La colpa di Son è dolosa ma il gentile campione coreano, resosi conto del dramma, scoppia in lacrime e a Goodison Park si assiste ad una scena tragicomica: il povero Gomes a terra urlante e i calciatori che si stringono attorno a Son per consolarlo.

Ieri sera a Belgrado, il piccolo Heung-Min ha segnato una doppietta nel 4 a 0 degli Spurs contro la Stella Rossa e, alla prima esultanza, ha cercato la prima telecamera libera per andare, ancora una volta, a chiedere scusa a Gomes in mondovisione. Un piccolo gesto che denota la grande statura morale di un ragazzo silenzioso, che ha rischiato la naja coreana che avrebbe messo fine alla sua carriera ma che non si è mai lamentato. Uno che, da centrocampista, ha fatto 5 gol in 4 partite in Champions League.

7. Finalmente la Dea

Se c'è un Dio del pallone ha uno strano senso dell'umorismo. Il primo, storico, punto dell'Atalanta in Champions arriva nella partita più insospettabile. Dopo aver racimolato zero punti in 3 partite contro le più modeste Dinamo Zagabria e Shakhtar Donetsk, e dopo l'1-6 incassato con disonore a Manchester, la Dea pareggia e convince gli scettici a San Siro (la sua casa in affitto per le serate di gala europee) contro i campioni di Pep Guardiola. Orfani, ma ancora per poco, di Duvan Zapata, i ragazzi terribili di mister Gasp hanno fatto vedere all'Europa di che pasta sono fatti, e se è ancora vero che vanno a due marce, forti in campionato e piano in Champions, paradossalmente possono ancora sperare in una qualificazione. Certo, devono vincere le prossime due partite e sperare che altrettanto faccia il City ma, in fondo, è così impossibile?

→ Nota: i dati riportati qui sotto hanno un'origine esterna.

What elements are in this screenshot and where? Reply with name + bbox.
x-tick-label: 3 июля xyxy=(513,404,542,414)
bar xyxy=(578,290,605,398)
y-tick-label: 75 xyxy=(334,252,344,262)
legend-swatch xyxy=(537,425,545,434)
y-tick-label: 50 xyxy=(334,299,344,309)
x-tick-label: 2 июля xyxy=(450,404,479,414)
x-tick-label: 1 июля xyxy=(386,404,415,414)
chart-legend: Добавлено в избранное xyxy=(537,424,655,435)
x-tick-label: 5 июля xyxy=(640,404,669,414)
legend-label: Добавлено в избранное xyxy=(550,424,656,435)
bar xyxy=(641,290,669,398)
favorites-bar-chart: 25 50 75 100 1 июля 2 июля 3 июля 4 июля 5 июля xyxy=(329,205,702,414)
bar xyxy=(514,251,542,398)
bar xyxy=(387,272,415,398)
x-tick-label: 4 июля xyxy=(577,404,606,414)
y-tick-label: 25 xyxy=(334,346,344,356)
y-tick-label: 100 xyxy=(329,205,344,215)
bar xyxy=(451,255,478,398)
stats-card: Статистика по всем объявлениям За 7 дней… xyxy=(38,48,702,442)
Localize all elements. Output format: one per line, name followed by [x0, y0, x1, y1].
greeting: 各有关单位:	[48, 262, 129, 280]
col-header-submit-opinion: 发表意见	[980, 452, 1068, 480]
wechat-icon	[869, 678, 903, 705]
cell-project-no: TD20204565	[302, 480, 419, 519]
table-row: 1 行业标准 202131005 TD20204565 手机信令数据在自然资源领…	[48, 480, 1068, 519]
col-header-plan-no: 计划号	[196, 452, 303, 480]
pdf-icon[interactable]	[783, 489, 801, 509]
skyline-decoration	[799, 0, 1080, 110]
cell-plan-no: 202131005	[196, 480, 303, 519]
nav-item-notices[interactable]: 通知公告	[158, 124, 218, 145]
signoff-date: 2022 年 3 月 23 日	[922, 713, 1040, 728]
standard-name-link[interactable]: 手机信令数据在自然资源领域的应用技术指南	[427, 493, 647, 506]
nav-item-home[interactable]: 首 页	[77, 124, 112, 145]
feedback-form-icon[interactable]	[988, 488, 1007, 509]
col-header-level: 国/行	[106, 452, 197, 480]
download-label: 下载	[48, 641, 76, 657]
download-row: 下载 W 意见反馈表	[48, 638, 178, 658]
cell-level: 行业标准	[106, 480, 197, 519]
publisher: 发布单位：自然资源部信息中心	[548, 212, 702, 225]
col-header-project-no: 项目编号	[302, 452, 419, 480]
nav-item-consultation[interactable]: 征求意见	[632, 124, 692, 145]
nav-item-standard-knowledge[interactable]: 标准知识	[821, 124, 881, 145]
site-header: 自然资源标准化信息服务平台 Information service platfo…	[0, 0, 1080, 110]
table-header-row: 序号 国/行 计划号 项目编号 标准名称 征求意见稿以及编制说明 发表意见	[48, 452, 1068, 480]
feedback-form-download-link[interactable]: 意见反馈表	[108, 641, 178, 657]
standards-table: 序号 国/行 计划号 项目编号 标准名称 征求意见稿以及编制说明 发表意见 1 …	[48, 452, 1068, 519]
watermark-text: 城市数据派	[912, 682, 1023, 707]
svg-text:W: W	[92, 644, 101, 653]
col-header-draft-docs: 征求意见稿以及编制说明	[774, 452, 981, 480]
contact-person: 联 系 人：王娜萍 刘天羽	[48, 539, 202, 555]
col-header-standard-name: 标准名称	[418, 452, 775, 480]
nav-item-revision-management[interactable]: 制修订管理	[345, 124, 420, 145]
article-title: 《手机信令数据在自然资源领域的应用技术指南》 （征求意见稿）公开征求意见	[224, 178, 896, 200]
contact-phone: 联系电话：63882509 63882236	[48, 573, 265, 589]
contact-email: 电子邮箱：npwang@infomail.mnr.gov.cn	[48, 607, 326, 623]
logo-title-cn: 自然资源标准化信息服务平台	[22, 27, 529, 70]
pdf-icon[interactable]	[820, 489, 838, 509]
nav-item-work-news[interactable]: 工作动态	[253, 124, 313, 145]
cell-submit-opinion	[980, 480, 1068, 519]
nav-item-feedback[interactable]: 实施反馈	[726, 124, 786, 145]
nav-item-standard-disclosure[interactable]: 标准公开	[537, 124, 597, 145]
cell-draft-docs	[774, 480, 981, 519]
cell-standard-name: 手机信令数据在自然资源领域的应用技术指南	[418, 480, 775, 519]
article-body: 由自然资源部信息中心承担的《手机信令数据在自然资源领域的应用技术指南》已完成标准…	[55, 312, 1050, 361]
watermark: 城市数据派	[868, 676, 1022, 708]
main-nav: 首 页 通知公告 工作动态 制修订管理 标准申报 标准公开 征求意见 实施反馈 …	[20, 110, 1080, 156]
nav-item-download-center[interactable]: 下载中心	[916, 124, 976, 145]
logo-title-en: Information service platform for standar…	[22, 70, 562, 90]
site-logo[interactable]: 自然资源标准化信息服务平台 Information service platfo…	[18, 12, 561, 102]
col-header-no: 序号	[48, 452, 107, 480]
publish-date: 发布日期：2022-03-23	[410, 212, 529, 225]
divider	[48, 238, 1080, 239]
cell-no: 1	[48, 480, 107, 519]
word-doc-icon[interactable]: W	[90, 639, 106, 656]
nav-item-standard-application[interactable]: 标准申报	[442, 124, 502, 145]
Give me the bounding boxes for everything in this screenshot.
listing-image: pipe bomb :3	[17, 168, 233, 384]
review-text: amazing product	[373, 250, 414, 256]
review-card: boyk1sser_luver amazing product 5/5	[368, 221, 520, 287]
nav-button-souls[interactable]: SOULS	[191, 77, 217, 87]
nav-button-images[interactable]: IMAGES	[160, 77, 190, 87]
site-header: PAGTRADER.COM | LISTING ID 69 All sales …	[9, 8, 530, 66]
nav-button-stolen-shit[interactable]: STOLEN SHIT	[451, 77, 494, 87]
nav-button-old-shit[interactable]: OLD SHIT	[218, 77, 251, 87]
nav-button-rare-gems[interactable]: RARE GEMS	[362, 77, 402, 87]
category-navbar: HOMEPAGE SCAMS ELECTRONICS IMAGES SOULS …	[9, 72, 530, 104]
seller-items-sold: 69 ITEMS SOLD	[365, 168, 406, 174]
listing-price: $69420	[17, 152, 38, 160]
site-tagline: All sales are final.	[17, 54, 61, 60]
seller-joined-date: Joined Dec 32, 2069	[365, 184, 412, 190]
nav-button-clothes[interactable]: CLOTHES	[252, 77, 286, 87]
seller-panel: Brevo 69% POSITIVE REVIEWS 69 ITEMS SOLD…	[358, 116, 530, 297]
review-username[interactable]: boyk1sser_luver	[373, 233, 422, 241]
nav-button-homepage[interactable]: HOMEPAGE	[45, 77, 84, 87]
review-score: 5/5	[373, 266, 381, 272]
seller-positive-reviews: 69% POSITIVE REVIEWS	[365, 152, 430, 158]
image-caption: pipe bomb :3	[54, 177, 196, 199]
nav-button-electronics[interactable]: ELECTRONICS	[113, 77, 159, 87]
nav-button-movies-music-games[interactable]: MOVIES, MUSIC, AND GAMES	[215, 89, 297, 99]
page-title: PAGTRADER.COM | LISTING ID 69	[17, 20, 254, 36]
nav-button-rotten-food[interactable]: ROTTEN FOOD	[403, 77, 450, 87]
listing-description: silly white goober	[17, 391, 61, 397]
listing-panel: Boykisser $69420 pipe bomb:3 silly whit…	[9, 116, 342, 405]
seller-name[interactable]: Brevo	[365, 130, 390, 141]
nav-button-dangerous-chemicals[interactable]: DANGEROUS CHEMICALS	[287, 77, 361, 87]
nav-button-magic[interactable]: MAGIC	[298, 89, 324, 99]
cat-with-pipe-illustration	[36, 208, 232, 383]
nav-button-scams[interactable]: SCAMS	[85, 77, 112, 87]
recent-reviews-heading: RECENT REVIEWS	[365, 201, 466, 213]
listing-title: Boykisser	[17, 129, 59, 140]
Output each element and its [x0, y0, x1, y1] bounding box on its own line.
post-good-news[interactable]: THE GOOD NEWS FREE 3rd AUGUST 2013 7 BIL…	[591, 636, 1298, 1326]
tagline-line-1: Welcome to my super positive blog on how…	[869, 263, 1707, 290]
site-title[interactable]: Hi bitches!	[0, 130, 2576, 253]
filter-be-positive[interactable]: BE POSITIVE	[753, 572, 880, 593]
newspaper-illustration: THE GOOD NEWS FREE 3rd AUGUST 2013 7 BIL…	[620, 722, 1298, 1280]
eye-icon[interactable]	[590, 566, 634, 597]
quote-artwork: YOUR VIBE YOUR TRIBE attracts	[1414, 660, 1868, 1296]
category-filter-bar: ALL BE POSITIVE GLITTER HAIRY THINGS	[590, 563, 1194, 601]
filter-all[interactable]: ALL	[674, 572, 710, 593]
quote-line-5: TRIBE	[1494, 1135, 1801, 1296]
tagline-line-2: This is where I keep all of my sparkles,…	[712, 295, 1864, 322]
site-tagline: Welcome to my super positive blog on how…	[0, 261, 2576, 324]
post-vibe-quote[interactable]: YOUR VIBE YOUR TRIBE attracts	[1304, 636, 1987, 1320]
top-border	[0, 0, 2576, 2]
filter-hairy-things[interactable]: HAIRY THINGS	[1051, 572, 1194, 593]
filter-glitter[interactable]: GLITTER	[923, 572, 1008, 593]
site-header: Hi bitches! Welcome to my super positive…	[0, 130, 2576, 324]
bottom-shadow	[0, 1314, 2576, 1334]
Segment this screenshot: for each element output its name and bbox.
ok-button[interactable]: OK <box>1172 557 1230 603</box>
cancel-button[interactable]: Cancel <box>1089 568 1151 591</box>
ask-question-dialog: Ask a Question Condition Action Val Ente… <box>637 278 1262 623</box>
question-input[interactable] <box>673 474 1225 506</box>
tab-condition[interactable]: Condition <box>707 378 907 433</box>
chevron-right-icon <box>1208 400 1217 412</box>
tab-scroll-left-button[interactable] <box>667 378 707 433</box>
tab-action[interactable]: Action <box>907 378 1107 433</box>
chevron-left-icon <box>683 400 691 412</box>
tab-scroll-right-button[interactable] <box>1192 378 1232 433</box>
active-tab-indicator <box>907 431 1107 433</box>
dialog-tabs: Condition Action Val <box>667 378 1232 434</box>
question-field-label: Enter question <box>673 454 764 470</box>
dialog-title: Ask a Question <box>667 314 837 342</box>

8. Il VAR è davvero cosa buona e giusta?

Sempre la Scala del calcio è stata protagonista di un episodio molto particolare. Minuto 80, Josip Ilicic cavalca verso la porta del City con la sua falcata caratteristica, Claudio Bravo, secondo portiere dei citizens, subentrato nel secondo tempo al titolare Ederson acciaccato, si lancia in una uscita disperata. Entra in scivolata almeno dieci metri fuori dalla sua area di rigore e alza le gambe. Lo sloveno lo salta agile con grande facilità ma, nella sua testa, il tempo si ferma. Chissà cosa avrà pensato. La palla era un pelo lunga sul dribbling, era tallonato da due difensori, ma probabilmente ci sarebbe arrivato. Cosa fare? Rischiare? No, è troppo importante portarla a casa e un rosso all'80esimo, per giunta del portiere, con una squadra che non ha altri giocatori in panchina in quel ruolo può decisamente far virare la partita. Josip allora decide di rallentare il suo balzo felino e di lasciare la gamba destra un po' indietro. Il tempo ricomincia a scorrere. Claudio Bravo lo manca in maniera clamorosa, ma con il ginocchio e poi con la testa sfiora la caviglia di Ilicic che crolla per terra. Rosso diretto ineccepibile, se non fosse che la malizia dello sloveno è lapalissiana. Il Var non richiama l'arbitro che commina il rosso a Bravo che torna anzitempo nel tunnel. Il povero Kyle Walker, di mestiere terzino destro, finisce tra i pali ma grazie alla furbizia dei suoi compagni non sarà mai impegnato.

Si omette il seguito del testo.